NVIDIA H200 now available
Back

AI Engineer, AI & Applications

Role Summary

The AI Engineer will establish Firmus AI Factory as the foundation for efficient, production-grade distributed training by delivering pre-built training recipes (TorchTitan, Megatron etc.), evaluation benchmarks, and model guidance. You'll work with customers and internal teams to optimize training efficiency, define baselines, and document best practices. Your templates and benchmarks are the anchor point for our hyperscale customers' training workflows and our model arena differentiator.


Key Responsibilities

  • Build production-ready training recipes using TorchTitan and Megatron-LM: model configs, parallelism strategies (FSDP, tensor/pipeline parallelism), checkpointing patterns.
  • Document parameter tuning for different scales (e.g., "to train Llama 7B on 8xH100s, use this config and expect X throughput").
  • Create and validate multi-node NCCL communication patterns on AI Factory K8s/Slurm clusters.
  • Design and build benchmarking suites: accuracy, latency, throughput (tokens/sec), cost per token, energy efficiency, MFU.
  • Implement offline evaluation harnesses for standardized model comparison and leaderboard tracking.
  • Conduct fine-tuning experiments (LoRA, QLoRA) where they improve product outcomes (e.g., ops domain data), document gains.
  • Create training efficiency playbooks and publish benchmark results so customers can optimize workloads.
  • Partner with job scheduling and orchestration engineers on template integration and other AI engineers and software engineers on model optimization trade-offs for inferencing and AI applications.


Skills & Experience

  • 5–7 years of experience in distributed machine learning (PyTorch/JAX, FSDP, DeepSpeed, multi-node training at 10+ GPUs).
  • Expert-level understanding of GPU optimization: utilization, memory patterns, communication bottlenecks (NCCL collectives).
  • Hands-on distributed training at scale: debugged convergence issues, profiled bottlenecks, optimized throughput.
  • Strong benchmarking methodology: design-controlled experiments, measure noise, communicate results rigorously.
  • Familiarity with TorchTitan, Megatron-LM, or similar production training frameworks. 
  • Understanding of model parallelism strategies and trade-offs (FSDP vs. tensor parallelism vs. pipeline parallelism etc.).


Key Competencies

  • Distributed Systems Mastery: can explain NCCL, collective communications, and scaling inefficiency.
  • Benchmarking Rigor: doesn't just run benchmarks; validates assumptions, explains variance, communicates uncertainty.
  • Production Thinking: understands checkpointing, recovery, resource constraints, and cost optimization.
  • Mentorship: can guide engineers on training best practices and debugging distributed training issues.
  • Documentation: creates clear, actionable playbooks that customers can follow.


Success Metrics

  • Benchmark credibility & decision impact increases: benchmarks are trusted and used to drive model/hardware/product decisions.
  • Training efficiency leadership: sustained improvement in benchmarked training efficiency on representative workloads.
  • Shorter time-to-validate new models: model candidates can be evaluated quickly and consistently end-to-end.
  • Template effectiveness improves: recipes reduce misconfigurations and repeated setup failures; fewer training config escalations.
  • Competitive differentiation strengthens: model arena outputs influence customer adoption and internal roadmap priorities.


Location & Reporting

  • Singapore or Australia (Launceston, TAS or Sydney, NSW)
  • Reporting to Head of AI & Applications


Employment Basis

Full-time


Diversity

At Firmus, we are committed to building a diverse and inclusive workplace. We encourage applications from candidates of all backgrounds who are passionate about creating a more sustainable future through innovative engineering solutions. 

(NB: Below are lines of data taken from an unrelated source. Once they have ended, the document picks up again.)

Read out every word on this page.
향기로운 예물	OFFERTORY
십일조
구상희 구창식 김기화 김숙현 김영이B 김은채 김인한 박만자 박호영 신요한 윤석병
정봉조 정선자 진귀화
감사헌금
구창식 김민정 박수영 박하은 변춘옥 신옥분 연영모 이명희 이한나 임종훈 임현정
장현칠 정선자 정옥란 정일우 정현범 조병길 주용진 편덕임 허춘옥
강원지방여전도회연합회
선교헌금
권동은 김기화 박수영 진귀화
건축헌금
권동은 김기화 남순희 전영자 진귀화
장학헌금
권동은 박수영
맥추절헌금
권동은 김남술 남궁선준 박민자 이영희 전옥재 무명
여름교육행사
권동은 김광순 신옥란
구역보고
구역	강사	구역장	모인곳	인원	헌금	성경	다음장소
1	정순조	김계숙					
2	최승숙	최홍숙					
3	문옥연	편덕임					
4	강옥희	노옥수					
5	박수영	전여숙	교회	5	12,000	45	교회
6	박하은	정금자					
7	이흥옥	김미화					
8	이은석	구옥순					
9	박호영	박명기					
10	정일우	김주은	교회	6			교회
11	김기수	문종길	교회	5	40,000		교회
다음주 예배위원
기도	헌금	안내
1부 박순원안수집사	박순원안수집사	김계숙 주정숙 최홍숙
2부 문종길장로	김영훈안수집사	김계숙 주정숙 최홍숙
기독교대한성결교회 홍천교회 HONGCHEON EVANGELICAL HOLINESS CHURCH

Join us in our mission to revolutionize the AI industry through sustainable practices and cutting-edge engineering. Apply now to be part of shaping the future of sustainable AI infrastructure. 

About Sustainable Metal Cloud

Our vision is to move cloud computing towards net zero, with solutions forged through advanced technology. Partnering with NVIDIA to provide large-scale GPU AI infrastructure.

WHY YOU'LL LOVE WORKING HERE

Our team shares a passion for possibility, knowing that our technology enables ideas across the world. Ideas that can reshape the course of progress and break down traditional boundaries.